BALTIMORE — Maryland lawmakers want to put recreational marijuana on the ballot this November.
Delegate Luke Clippinger (D-District 46) sponsored House Bill 1, which adds an amendment to the state constitution, making it legal to possess cannabis for Maryland residents 21 and older.
At that general election, a question substantially similar to the following shall be submitted to the qualified voters of the State:
“Question ___ – Constitutional Amendment
Do you favor the legalization of adult–use cannabis in the State of Maryland?”
And Delegate Clippinger is already planning ahead, for what lawmakers need to start working on if this passes.
"We will get ready for the 2023 legislative session, when we can deal with the regulatory aspects, the criminal justice impacts and a number of other details that go into the legalization of recreational cannabis," he says.
Those details are proposed in House Bill 837, which would allow Maryland residents to legally possess up to 1.5 ounces of recreational cannabis.
Possession over 1.5 ounces and up to 2.5 ounces would be reduced to a civil offense rather than a criminal misdemeanor.
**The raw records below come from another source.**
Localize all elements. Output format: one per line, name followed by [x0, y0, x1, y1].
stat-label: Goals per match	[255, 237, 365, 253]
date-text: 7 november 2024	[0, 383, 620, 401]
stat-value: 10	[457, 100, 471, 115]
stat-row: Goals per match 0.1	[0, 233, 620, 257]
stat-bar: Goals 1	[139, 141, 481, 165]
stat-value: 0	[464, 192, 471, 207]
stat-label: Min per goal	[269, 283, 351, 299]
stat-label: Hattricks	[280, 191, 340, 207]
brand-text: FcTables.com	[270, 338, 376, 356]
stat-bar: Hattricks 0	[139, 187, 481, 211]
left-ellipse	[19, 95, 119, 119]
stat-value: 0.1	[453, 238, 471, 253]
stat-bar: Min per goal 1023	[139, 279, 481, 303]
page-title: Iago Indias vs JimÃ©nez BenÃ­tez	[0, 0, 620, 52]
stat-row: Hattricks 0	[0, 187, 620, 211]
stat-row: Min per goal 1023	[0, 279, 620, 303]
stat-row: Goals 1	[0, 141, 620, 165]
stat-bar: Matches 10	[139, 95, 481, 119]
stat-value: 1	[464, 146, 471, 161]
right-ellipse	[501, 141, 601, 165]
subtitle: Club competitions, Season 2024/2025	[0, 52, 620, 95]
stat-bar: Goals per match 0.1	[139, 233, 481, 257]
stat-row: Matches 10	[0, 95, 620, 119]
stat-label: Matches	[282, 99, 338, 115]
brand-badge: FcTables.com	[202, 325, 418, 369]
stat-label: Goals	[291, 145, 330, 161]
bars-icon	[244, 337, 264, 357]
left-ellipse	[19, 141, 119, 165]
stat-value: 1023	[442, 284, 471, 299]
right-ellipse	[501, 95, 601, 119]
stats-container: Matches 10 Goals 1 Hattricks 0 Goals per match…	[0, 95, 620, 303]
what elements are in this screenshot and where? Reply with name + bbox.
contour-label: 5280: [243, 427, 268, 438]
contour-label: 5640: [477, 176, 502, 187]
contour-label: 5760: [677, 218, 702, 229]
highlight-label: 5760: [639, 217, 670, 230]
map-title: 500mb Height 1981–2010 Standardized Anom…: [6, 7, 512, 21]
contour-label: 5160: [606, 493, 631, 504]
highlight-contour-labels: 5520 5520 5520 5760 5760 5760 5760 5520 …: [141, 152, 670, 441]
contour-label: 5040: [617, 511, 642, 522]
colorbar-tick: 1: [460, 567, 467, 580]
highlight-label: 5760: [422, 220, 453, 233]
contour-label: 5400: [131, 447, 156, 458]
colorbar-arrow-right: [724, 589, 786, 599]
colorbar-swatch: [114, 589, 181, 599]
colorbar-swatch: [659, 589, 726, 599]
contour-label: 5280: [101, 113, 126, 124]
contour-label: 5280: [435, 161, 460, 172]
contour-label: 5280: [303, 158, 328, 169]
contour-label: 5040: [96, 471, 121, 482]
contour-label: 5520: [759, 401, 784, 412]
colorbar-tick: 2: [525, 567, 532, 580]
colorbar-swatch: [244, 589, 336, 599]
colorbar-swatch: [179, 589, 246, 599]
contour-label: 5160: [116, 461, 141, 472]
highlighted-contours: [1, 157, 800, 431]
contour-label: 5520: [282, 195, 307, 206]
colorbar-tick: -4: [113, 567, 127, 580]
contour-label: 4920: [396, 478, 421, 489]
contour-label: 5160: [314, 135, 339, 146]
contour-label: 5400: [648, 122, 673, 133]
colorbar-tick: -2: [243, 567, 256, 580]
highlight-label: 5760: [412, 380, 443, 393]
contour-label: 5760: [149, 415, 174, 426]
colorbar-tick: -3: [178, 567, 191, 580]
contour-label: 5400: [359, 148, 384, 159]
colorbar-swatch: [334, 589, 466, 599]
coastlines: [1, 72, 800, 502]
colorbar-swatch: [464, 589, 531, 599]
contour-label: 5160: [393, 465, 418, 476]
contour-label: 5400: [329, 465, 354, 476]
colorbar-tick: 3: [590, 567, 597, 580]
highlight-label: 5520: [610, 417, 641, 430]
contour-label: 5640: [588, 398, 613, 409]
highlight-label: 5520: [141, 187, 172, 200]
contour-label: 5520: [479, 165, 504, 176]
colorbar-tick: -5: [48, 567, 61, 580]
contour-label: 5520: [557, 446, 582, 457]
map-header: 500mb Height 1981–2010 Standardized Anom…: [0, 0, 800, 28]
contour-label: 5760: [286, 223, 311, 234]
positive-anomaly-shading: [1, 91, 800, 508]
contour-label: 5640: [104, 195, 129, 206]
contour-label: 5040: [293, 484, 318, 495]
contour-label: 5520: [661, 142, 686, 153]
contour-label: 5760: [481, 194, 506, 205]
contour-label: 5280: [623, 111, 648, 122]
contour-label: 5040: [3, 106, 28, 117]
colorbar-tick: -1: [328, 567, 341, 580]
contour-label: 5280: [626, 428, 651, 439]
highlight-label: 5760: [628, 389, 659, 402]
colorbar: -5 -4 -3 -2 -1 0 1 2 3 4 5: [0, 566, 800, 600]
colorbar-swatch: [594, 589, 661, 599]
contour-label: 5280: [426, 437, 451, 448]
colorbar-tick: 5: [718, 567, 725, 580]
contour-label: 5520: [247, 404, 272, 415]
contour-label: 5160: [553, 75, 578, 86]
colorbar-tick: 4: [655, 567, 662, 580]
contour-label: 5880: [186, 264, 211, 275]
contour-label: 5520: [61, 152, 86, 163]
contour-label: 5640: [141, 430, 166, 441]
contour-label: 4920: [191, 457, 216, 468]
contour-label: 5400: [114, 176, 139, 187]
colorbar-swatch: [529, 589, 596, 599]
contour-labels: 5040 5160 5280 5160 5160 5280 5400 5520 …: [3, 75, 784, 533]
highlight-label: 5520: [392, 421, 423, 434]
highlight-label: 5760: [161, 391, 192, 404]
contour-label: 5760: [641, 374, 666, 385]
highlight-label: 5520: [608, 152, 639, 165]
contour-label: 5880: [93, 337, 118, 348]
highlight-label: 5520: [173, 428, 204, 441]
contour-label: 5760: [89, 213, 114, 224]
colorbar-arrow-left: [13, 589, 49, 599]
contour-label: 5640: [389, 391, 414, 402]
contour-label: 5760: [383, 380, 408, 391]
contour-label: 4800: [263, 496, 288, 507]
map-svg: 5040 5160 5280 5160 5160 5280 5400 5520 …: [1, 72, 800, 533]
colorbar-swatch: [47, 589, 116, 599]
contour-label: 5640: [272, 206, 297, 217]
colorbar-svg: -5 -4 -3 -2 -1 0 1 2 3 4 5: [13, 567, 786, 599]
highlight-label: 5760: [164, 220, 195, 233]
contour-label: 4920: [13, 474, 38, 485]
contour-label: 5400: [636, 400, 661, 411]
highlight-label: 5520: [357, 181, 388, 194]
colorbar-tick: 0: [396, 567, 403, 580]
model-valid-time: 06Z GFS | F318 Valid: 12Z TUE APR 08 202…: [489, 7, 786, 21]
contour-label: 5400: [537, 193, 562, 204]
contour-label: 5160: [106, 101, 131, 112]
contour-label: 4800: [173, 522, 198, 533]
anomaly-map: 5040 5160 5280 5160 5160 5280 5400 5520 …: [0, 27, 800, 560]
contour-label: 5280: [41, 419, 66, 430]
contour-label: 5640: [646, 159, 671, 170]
Convictions of anyone previously found guilty of simple possession, where marijuana was the only charge, would have that part of their record automatically expunged, while those currently serving jail time for a cannabis conviction would be re-sentenced in accordance with the new would-be law.
Equity is also a large piece of the HB837.
It would creates a small minority and women–owned Cannabis Business Assistance Fund to help those impacted by marijuana laws and support business incubators, educational programs at HBCUs and more.
Senator Jill Carter said of the equity piece, "There's a great deal of talk and need for equity and reparations around passage of this. Meaning that we know that certain communities and individuals have been targeted, mainly Black people in poor neighborhoods have been targeted by the criminalization of marijuana. And we need to make sure that we repair the damage there and that we avail them first of opportunities to now participate in the legal enterprise."
"It's impacted communities of color for far too long," he says.